Face à l’embouteillage des candidatures dans l’administration, les départs dans les entreprises redoublent. Après avoir suivi François Hollande à tous ses rendez-vous avec le PDG de Total Patrick Pouyanné, son conseiller industrie Julien Pouget a été recruté par le pétrolier en juin. L’expert de la fiscalité Hervé Naerhuysen a pris fin 2015 les rênes de la mutuelle Pro BTP. « Hollande laisse faire, mais il n’aide pas à trouver un job dans le privé », assure-t-on à l’Elysée. Quant à Alexis Kohler, l’ex-dircab d’Emmanuel Macron, il a rejoint mi-novembre le géant danois du transport maritime Maersk.

Moins en vue, nombre de conseillers techniques de ministres savent aussi bien se valoriser. Ainsi Tristan Barrès, ancien conseiller logement de la ministre Emmanuelle Cosse, parti à l’immobilière 3F, ou Radia Ouarti, ex-conseillère transport d’Alain Vidalies, débauchée par l’opérateur de fret ferroviaire Euro Cargo Rail. A cinq mois de la fin du quinquennat, c’est la haute saison du pantouflage.

Une commission de déontologie laxiste

Il est très rare que la commission de déontologie mette son veto au départ d’un conseiller de l’Elysée ou du gouvernement vers le privé. « Même s’ils sont au coeur du pouvoir, ils ne sont “que” les conseillers du président, du Premier ministre ou des ministres, justifie Roland Peylet, président de la commission de déontologie.

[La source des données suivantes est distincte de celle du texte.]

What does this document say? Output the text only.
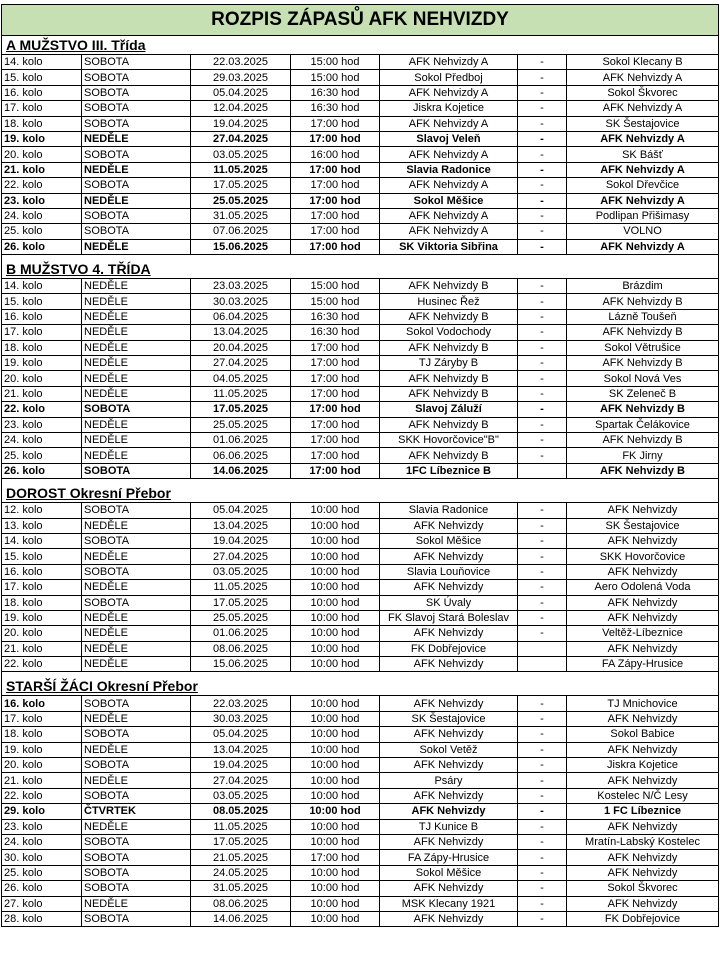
ROZPIS ZÁPASŮ AFK NEHVIZDY
A MUŽSTVO III. Třída
14. kolo	SOBOTA	22.03.2025	15:00 hod	AFK Nehvizdy A	-	Sokol Klecany B
15. kolo	SOBOTA	29.03.2025	15:00 hod	Sokol Předboj	-	AFK Nehvizdy A
16. kolo	SOBOTA	05.04.2025	16:30 hod	AFK Nehvizdy A	-	Sokol Škvorec
17. kolo	SOBOTA	12.04.2025	16:30 hod	Jiskra Kojetice	-	AFK Nehvizdy A
18. kolo	SOBOTA	19.04.2025	17:00 hod	AFK Nehvizdy A	-	SK Šestajovice
19. kolo	NEDĚLE	27.04.2025	17:00 hod	Slavoj Veleň	-	AFK Nehvizdy A
20. kolo	SOBOTA	03.05.2025	16:00 hod	AFK Nehvizdy A	-	SK Bášť
21. kolo	NEDĚLE	11.05.2025	17:00 hod	Slavia Radonice	-	AFK Nehvizdy A
22. kolo	SOBOTA	17.05.2025	17:00 hod	AFK Nehvizdy A	-	Sokol Dřevčice
23. kolo	NEDĚLE	25.05.2025	17:00 hod	Sokol Měšice	-	AFK Nehvizdy A
24. kolo	SOBOTA	31.05.2025	17:00 hod	AFK Nehvizdy A	-	Podlipan Přišimasy
25. kolo	SOBOTA	07.06.2025	17:00 hod	AFK Nehvizdy A	-	VOLNO
26. kolo	NEDĚLE	15.06.2025	17:00 hod	SK Viktoria Sibřina	-	AFK Nehvizdy A
B MUŽSTVO 4. TŘÍDA
14. kolo	NEDĚLE	23.03.2025	15:00 hod	AFK Nehvizdy B	-	Brázdim
15. kolo	NEDĚLE	30.03.2025	15:00 hod	Husinec Řež	-	AFK Nehvizdy B
16. kolo	NEDĚLE	06.04.2025	16:30 hod	AFK Nehvizdy B	-	Lázně Toušeň
17. kolo	NEDĚLE	13.04.2025	16:30 hod	Sokol Vodochody	-	AFK Nehvizdy B
18. kolo	NEDĚLE	20.04.2025	17:00 hod	AFK Nehvizdy B	-	Sokol Větrušice
19. kolo	NEDĚLE	27.04.2025	17:00 hod	TJ Záryby B	-	AFK Nehvizdy B
20. kolo	NEDĚLE	04.05.2025	17:00 hod	AFK Nehvizdy B	-	Sokol Nová Ves
21. kolo	NEDĚLE	11.05.2025	17:00 hod	AFK Nehvizdy B	-	SK Zeleneč B
22. kolo	SOBOTA	17.05.2025	17:00 hod	Slavoj Záluží	-	AFK Nehvizdy B
23. kolo	NEDĚLE	25.05.2025	17:00 hod	AFK Nehvizdy B	-	Spartak Čelákovice
24. kolo	NEDĚLE	01.06.2025	17:00 hod	SKK Hovorčovice"B"	-	AFK Nehvizdy B
25. kolo	NEDĚLE	06.06.2025	17:00 hod	AFK Nehvizdy B	-	FK Jirny
26. kolo	SOBOTA	14.06.2025	17:00 hod	1FC Líbeznice B		AFK Nehvizdy B
DOROST Okresní Přebor
12. kolo	SOBOTA	05.04.2025	10:00 hod	Slavia Radonice	-	AFK Nehvizdy
13. kolo	NEDĚLE	13.04.2025	10:00 hod	AFK Nehvizdy	-	SK Šestajovice
14. kolo	SOBOTA	19.04.2025	10:00 hod	Sokol Měšice	-	AFK Nehvizdy
15. kolo	NEDĚLE	27.04.2025	10:00 hod	AFK Nehvizdy	-	SKK Hovorčovice
16. kolo	SOBOTA	03.05.2025	10:00 hod	Slavia Louňovice	-	AFK Nehvizdy
17. kolo	NEDĚLE	11.05.2025	10:00 hod	AFK Nehvizdy	-	Aero Odolená Voda
18. kolo	SOBOTA	17.05.2025	10:00 hod	SK Úvaly	-	AFK Nehvizdy
19. kolo	NEDĚLE	25.05.2025	10:00 hod	FK Slavoj Stará Boleslav	-	AFK Nehvizdy
20. kolo	NEDĚLE	01.06.2025	10:00 hod	AFK Nehvizdy	-	Veltěž-Líbeznice
21. kolo	NEDĚLE	08.06.2025	10:00 hod	FK Dobřejovice		AFK Nehvizdy
22. kolo	NEDĚLE	15.06.2025	10:00 hod	AFK Nehvizdy		FA Zápy-Hrusice
STARŠÍ ŽÁCI Okresní Přebor
16. kolo	SOBOTA	22.03.2025	10:00 hod	AFK Nehvizdy	-	TJ Mnichovice
17. kolo	NEDĚLE	30.03.2025	10:00 hod	SK Šestajovice	-	AFK Nehvizdy
18. kolo	SOBOTA	05.04.2025	10:00 hod	AFK Nehvizdy	-	Sokol Babice
19. kolo	NEDĚLE	13.04.2025	10:00 hod	Sokol Vetěž	-	AFK Nehvizdy
20. kolo	SOBOTA	19.04.2025	10:00 hod	AFK Nehvizdy	-	Jiskra Kojetice
21. kolo	NEDĚLE	27.04.2025	10:00 hod	Psáry	-	AFK Nehvizdy
22. kolo	SOBOTA	03.05.2025	10:00 hod	AFK Nehvizdy	-	Kostelec N/Č Lesy
29. kolo	ČTVRTEK	08.05.2025	10:00 hod	AFK Nehvizdy	-	1 FC Líbeznice
23. kolo	NEDĚLE	11.05.2025	10:00 hod	TJ Kunice B	-	AFK Nehvizdy
24. kolo	SOBOTA	17.05.2025	10:00 hod	AFK Nehvizdy	-	Mratín-Labský Kostelec
30. kolo	SOBOTA	21.05.2025	17:00 hod	FA Zápy-Hrusice	-	AFK Nehvizdy
25. kolo	SOBOTA	24.05.2025	10:00 hod	Sokol Měšice	-	AFK Nehvizdy
26. kolo	SOBOTA	31.05.2025	10:00 hod	AFK Nehvizdy	-	Sokol Škvorec
27. kolo	NEDĚLE	08.06.2025	10:00 hod	MSK Klecany 1921	-	AFK Nehvizdy
28. kolo	SOBOTA	14.06.2025	10:00 hod	AFK Nehvizdy	-	FK Dobřejovice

Formellement, ils ne prennent aucune décision et nous n’avons pas accès aux avis, par nature confidentiels, qu’ils transmettent aux décideurs politiques.

Donc, nous n’avons aucune raison de les bloquer, en l’absence de certitudes. » Un filet à grosses mailles qui devaient être resserrées avec l’entrée en vigueur de la loi Sapin 2 de lutte contre la corruption et le transfert du contrôle des départs des conseillers vers la Haute Autorité pour la transparence de la vie publique, réputée plus sévère que la commission de déontologie. Las, la mesure a été censurée par le Conseil constitutionnel. Petits et gros poissons continueront de passer.